Katie spoke about the evolution of thoughts and habits that followed her time in Africa and growing sense of unease at social and environmental inequity. She and her bandmates of Remember Seven produced amazing music exploring the issues. They committed to buying no new clothing. Katie did more of her cooking, became vegetarian, and cut her energy use. Her love of the outdoors flourished as the outside became an extension of her living space. Relative financial freedom and a slower pace made more room for her passion for bicycle touring, furthering her connection with nature.

The transformative experience she described felt remarkably familiar. Our own journey with Living More with Less is founded on the belief that meaning comes from caring for others and our shared home Earth, rather than possessions and prestige. Hearing someone else describe that same transformation reaffirmed why this project matters.

Relearning enough

The most striking part of the conversation was the honesty and modesty about enough. Money. Space. Security. Stuff. Before she moved in, everything Katie owned fit in her car. She described her 27m2 tiny-home as feeling palatial. Imagine how I felt hearing that with our immense 90m2 home! With all that space, it took deliberate efforts on her part to resist a return to consumptive patterns. She concedes she slipped and would like to rewind. One bicycle became three. A nightmare in her one room. A similarly styled tiny shed was added to store camping and garden equipment. A past relationship with a maximalist tested her resolve and gave rise to considerations of lifting her house to build underneath.

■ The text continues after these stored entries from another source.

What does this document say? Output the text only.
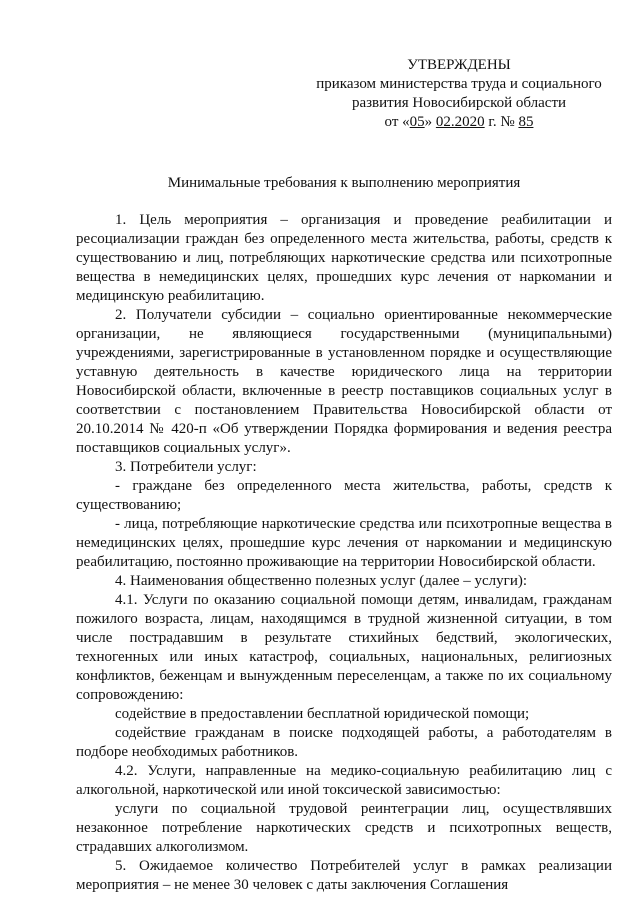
УТВЕРЖДЕНЫ
приказом министерства труда и социального
развития Новосибирской области
от «05» 02.2020 г. № 85
Минимальные требования к выполнению мероприятия

1. Цель мероприятия – организация и проведение реабилитации и ресоциализации граждан без определенного места жительства, работы, средств к существованию и лиц, потребляющих наркотические средства или психотропные вещества в немедицинских целях, прошедших курс лечения от наркомании и медицинскую реабилитацию.

2. Получатели субсидии – социально ориентированные некоммерческие организации, не являющиеся государственными (муниципальными) учреждениями, зарегистрированные в установленном порядке и осуществляющие уставную деятельность в качестве юридического лица на территории Новосибирской области, включенные в реестр поставщиков социальных услуг в соответствии с постановлением Правительства Новосибирской области от 20.10.2014 № 420-п «Об утверждении Порядка формирования и ведения реестра поставщиков социальных услуг».

3. Потребители услуг:

- граждане без определенного места жительства, работы, средств к существованию;

- лица, потребляющие наркотические средства или психотропные вещества в немедицинских целях, прошедшие курс лечения от наркомании и медицинскую реабилитацию, постоянно проживающие на территории Новосибирской области.

4. Наименования общественно полезных услуг (далее – услуги):

4.1. Услуги по оказанию социальной помощи детям, инвалидам, гражданам пожилого возраста, лицам, находящимся в трудной жизненной ситуации, в том числе пострадавшим в результате стихийных бедствий, экологических, техногенных или иных катастроф, социальных, национальных, религиозных конфликтов, беженцам и вынужденным переселенцам, а также по их социальному сопровождению:

содействие в предоставлении бесплатной юридической помощи;

содействие гражданам в поиске подходящей работы, а работодателям в подборе необходимых работников.

4.2. Услуги, направленные на медико-социальную реабилитацию лиц с алкогольной, наркотической или иной токсической зависимостью:

услуги по социальной трудовой реинтеграции лиц, осуществлявших незаконное потребление наркотических средств и психотропных веществ, страдавших алкоголизмом.

5. Ожидаемое количество Потребителей услуг в рамках реализации мероприятия – не менее 30 человек с даты заключения Соглашения
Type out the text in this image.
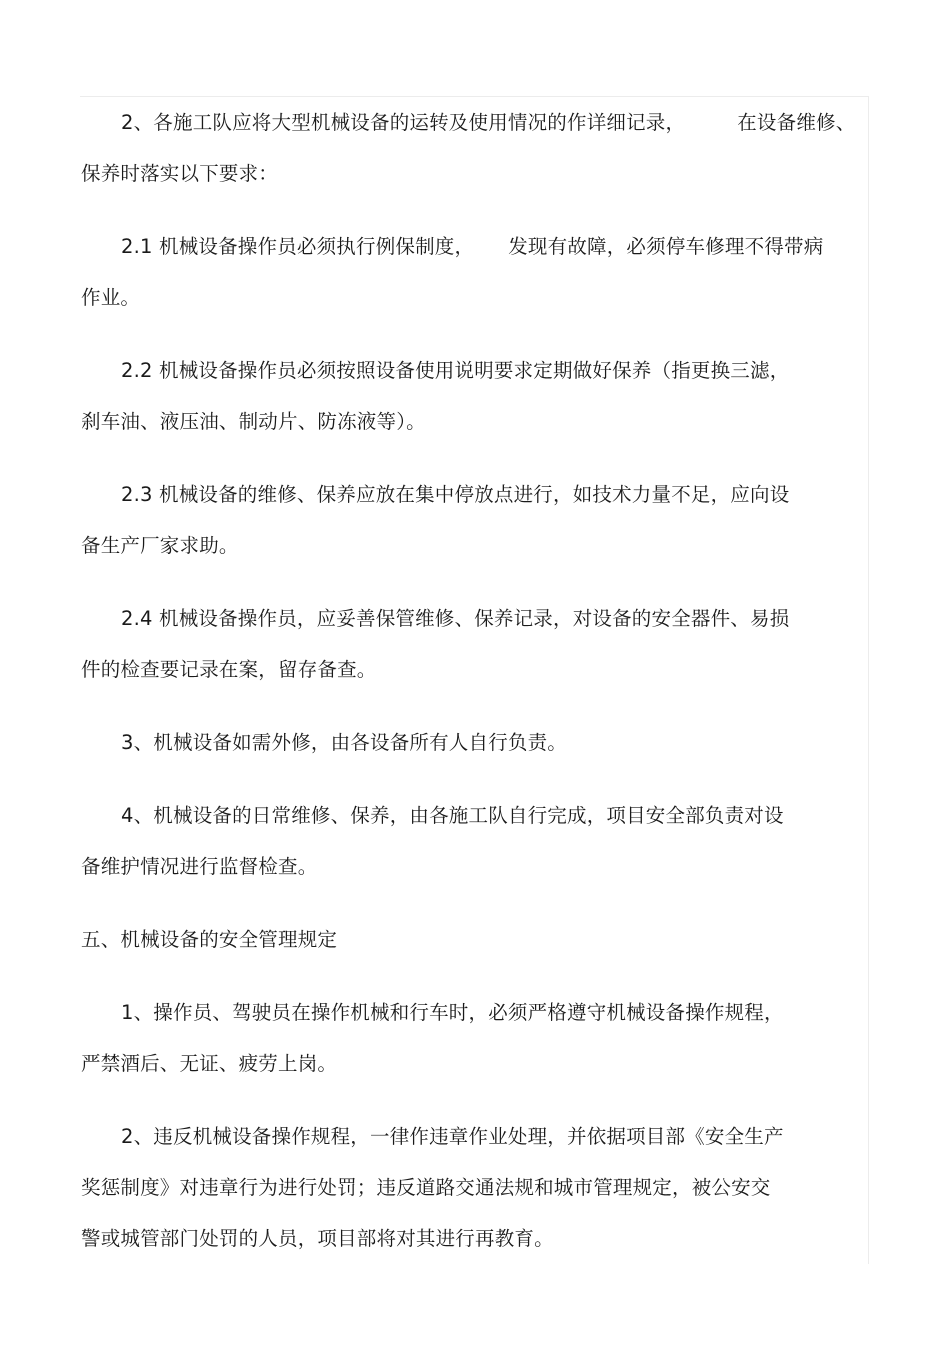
2、各施工队应将大型机械设备的运转及使用情况的作详细记录，	在设备维修、
保养时落实以下要求：
2.1 机械设备操作员必须执行例保制度， 发现有故障，必须停车修理不得带病
作业。
2.2 机械设备操作员必须按照设备使用说明要求定期做好保养（指更换三滤，
刹车油、液压油、制动片、防冻液等）。
2.3 机械设备的维修、保养应放在集中停放点进行，如技术力量不足，应向设
备生产厂家求助。
2.4 机械设备操作员，应妥善保管维修、保养记录，对设备的安全器件、易损
件的检查要记录在案，留存备查。
3、机械设备如需外修，由各设备所有人自行负责。
4、机械设备的日常维修、保养，由各施工队自行完成，项目安全部负责对设
备维护情况进行监督检查。
五、机械设备的安全管理规定
1、操作员、驾驶员在操作机械和行车时，必须严格遵守机械设备操作规程，
严禁酒后、无证、疲劳上岗。
2、违反机械设备操作规程，一律作违章作业处理，并依据项目部《安全生产
奖惩制度》对违章行为进行处罚；违反道路交通法规和城市管理规定，被公安交
警或城管部门处罚的人员，项目部将对其进行再教育。
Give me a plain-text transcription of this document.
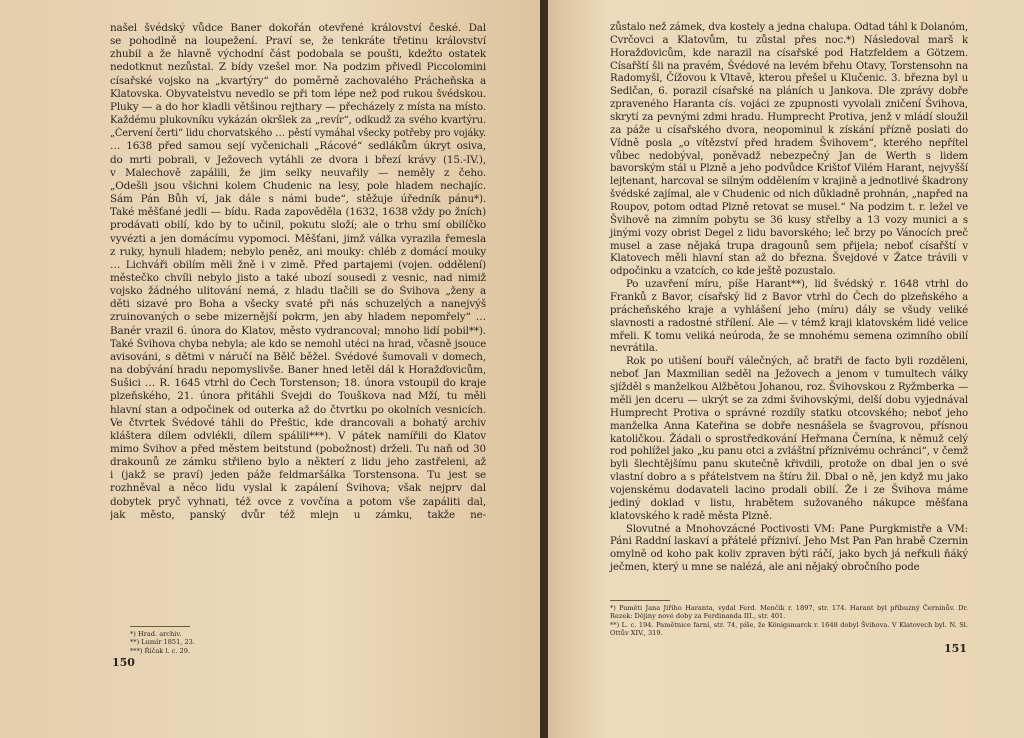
našel švédský vůdce Baner dokořán otevřené království české. Dal
se pohodlně na loupežení. Praví se, že tenkráte třetinu království
zhubil a že hlavně východní část podobala se poušti, kdežto ostatek
nedotknut nezůstal. Z bídy vzešel mor. Na podzim přivedl Piccolomini
císařské vojsko na „kvartýry“ do poměrně zachovalého Prácheňska a
Klatovska. Obyvatelstvu nevedlo se při tom lépe než pod rukou švédskou.
Pluky — a do hor kladli většinou rejthary — přecházely z místa na místo.
Každému plukovníku vykázán okršlek za „revír“, odkudž za svého kvartýru.
„Červení čerti“ lidu chorvatského … pěstí vymáhal všecky potřeby pro vojáky.
… 1638 před samou sejí vyčenichali „Rácové“ sedlákům úkryt osiva,
do mrti pobrali, v Ježovech vytáhli ze dvora i březí krávy (15.-IV.),
v Malechově zapálili, že jim selky neuvařily — neměly z čeho.
„Odešli jsou všichni kolem Chudenic na lesy, pole hladem nechajíc.
Sám Pán Bůh ví, jak dále s námi bude“, stěžuje úředník pánu*).
Také měšťané jedli — bídu. Rada zapověděla (1632, 1638 vždy po žních)
prodávati obilí, kdo by to učinil, pokutu složí; ale o trhu smí obilíčko
vyvézti a jen domácímu vypomoci. Měšťani, jimž válka vyrazila řemesla
z ruky, hynuli hladem; nebylo peněz, ani mouky: chléb z domácí mouky
… Lichváři obilím měli žně i v zimě. Před partajemi (vojen. oddělení)
městečko chvíli nebylo jisto a také ubozí sousedi z vesnic, nad nimiž
vojsko žádného ulitování nemá, z hladu tlačili se do Švihova „ženy a
děti sizavé pro Boha a všecky svaté při nás schuzelých a nanejvýš
zruinovaných o sebe mizernější pokrm, jen aby hladem nepomřely“ …
Banér vrazil 6. února do Klatov, město vydrancoval; mnoho lidí pobil**).
Také Švihova chyba nebyla; ale kdo se nemohl utéci na hrad, včasně jsouce
avisováni, s dětmi v náručí na Bělč běžel. Švédové šumovali v domech,
na dobývání hradu nepomyslivše. Baner hned letěl dál k Horažďovicům,
Sušici … R. 1645 vtrhl do Čech Torstenson; 18. února vstoupil do kraje
plzeňského, 21. února přitáhli Švejdi do Touškova nad Mží, tu měli
hlavní stan a odpočinek od outerka až do čtvrtku po okolních vesnicích.
Ve čtvrtek Švédové táhli do Přeštic, kde drancovali a bohatý archiv
kláštera dílem odvlékli, dílem spálili***). V pátek namířili do Klatov
mimo Švihov a před městem beitstund (pobožnost) drželi. Tu naň od 30
drakounů ze zámku střileno bylo a některí z lidu jeho zastřeleni, až
i (jakž se praví) jeden páže feldmaršálka Torstensona. Tu jest se
rozhněval a něco lidu vyslal k zapálení Švihova; však nejprv dal
dobytek pryč vyhnati, též ovce z vovčína a potom vše zapáliti dal,
jak město, panský dvůr též mlejn u zámku, takže ne-
*) Hrad. archiv.
**) Lumír 1851, 23.
***) Říčak l. c. 29.
150

zůstalo než zámek, dva kostely a jedna chalupa. Odtad táhl k Dolanóm, Cvrčovci a Klatovům, tu zůstal přes noc.*) Následoval marš k Horažďovicům, kde narazil na císařské pod Hatzfeldem a Götzem. Císařští šli na pravém, Švédové na levém břehu Otavy, Torstensohn na Radomyšl, Čížovou k Vltavě, kterou přešel u Klučenic. 3. března byl u Sedlčan, 6. porazil císařské na pláních u Jankova. Dle zprávy dobře zpraveného Haranta cís. vojáci ze zpupnosti vyvolali zničení Švihova, skrytí za pevnými zdmi hradu. Humprecht Protiva, jenž v mládí sloužil za páže u císařského dvora, neopominul k získání přízně poslati do Vídně posla „o vítězství před hradem Švihovem“, kterého nepřítel vůbec nedobýval, poněvadž nebezpečný Jan de Werth s lidem bavorským stál u Plzně a jeho podvůdce Krištof Vilém Harant, nejvyšší lejtenant, harcoval se silným oddělením v krajině a jednotlivé škadrony švédské zajímal, ale v Chudenic od nich důkladně prohnán, „napřed na Roupov, potom odtad Plzně retovat se musel.“ Na podzim t. r. ležel ve Švihově na zimním pobytu se 36 kusy střelby a 13 vozy munici a s jinými vozy obrist Degel z lidu bavorského; leč brzy po Vánocích preč musel a zase nějaká trupa dragounů sem přijela; neboť císařští v Klatovech měli hlavní stan až do března. Švejdové v Žatce trávili v odpočinku a vzatcích, co kde ještě pozustalo.

Po uzavření míru, píše Harant**), lid švédský r. 1648 vtrhl do Franků z Bavor, císařský lid z Bavor vtrhl do Čech do plzeňského a prácheňského kraje a vyhlášení jeho (míru) dály se všudy veliké slavnosti a radostné střílení. Ale — v témž kraji klatovském lidé velice mřeli. K tomu veliká neúroda, že se mnohému semena ozimního obilí nevrátila.

Rok po utišení bouří válečných, ač bratři de facto byli rozděleni, neboť Jan Maxmilian seděl na Ježovech a jenom v tumultech války sjížděl s manželkou Alžbětou Johanou, roz. Švihovskou z Ryžmberka — měli jen dceru — ukrýt se za zdmi švihovskými, delší dobu vyjednával Humprecht Protiva o správné rozdíly statku otcovského; neboť jeho manželka Anna Kateřina se dobře nesnášela se švagrovou, přísnou katoličkou. Žádali o sprostředkování Heřmana Černína, k němuž celý rod pohlížel jako „ku panu otci a zvláštní příznivému ochránci“, v čemž byli šlechtějšímu panu skutečně křivdili, protože on dbal jen o své vlastní dobro a s přátelstvem na štíru žil. Dbal o ně, jen když mu jako vojenskému dodavateli lacino prodali obilí. Že i ze Švihova máme jediný doklad v listu, hrabětem sužovaného nákupce měšťana klatovského k radě města Plzně.

Slovutné a Mnohovzácné Poctivosti VM: Pane Purgkmistře a VM: Páni Raddní laskaví a přátelé přízniví. Jeho Mst Pan Pan hrabě Czernin omylně od koho pak koliv zpraven býti ráčí, jako bych já neřkuli ňáký ječmen, který u mne se nalézá, ale ani nějaký obročního pode

*) Paměti Jana Jiřího Haranta, vydal Ferd. Menčík r. 1897, str. 174. Harant byl příbuzný Černínův. Dr. Rezek: Dějiny nové doby za Ferdinanda III., str. 401.
**) L. c. 194. Pamětnice farní, str. 74, píše, že Königsmarck r. 1648 dobyl Švihova. V Klatovech byl. N. Sl. Ottův XIV., 319.
151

These things are not simple in practice. Many people fear that living with less means not having enough. I have described my own experience with this. But there is such a vast chasm between our wants and our needs. Between our perception of enough and what is good for us. For our new friend, this has borne out strongly in favour of her choices. The smaller life feels fuller, because it is not diluted by excess. Needs became clearer. Wants became easier to question. Gratitude became easier to feel. Her vision for the future, informed by her experience in public health communication, is one where everyone has taken a few steps to the left. Towards empathy, compassion and humility. I share her vision as an effective path to a better world.

Katie’s tiny-home living is not minimalism as an aesthetic, though it grew from one. It is minimalism as a philosophy. A way of paying attention. A way of choosing deliberately instead of automatically.

Everything has a place, sometimes not where we might expect it, but only perhaps because we didn’t dare imagine.

Why these stories matter

As we make our own journey of exploration, encounters like this have become important anchor points. They remind us that living with intention is not abstract. It is not an ideology that floats above real life, but a practice. Something people are already doing, quietly and lovingly, in tiny houses, in shared homes, in caravans, and in ordinary suburban streets.

Many of the most inspiring people we have met did not set out to be role models. They were simply trying to live in a way that felt honest to their own intentions. Yet their choices ripple outward. They challenge assumptions without raising their voices. They show, through their daily lives, that other ways of living are possible.

These are the stories we want to keep sharing. Not as prescriptions. Not as instructions. But as invitations. As inspiration. Thank you Katie. Thank you to everyone else. More to come soon.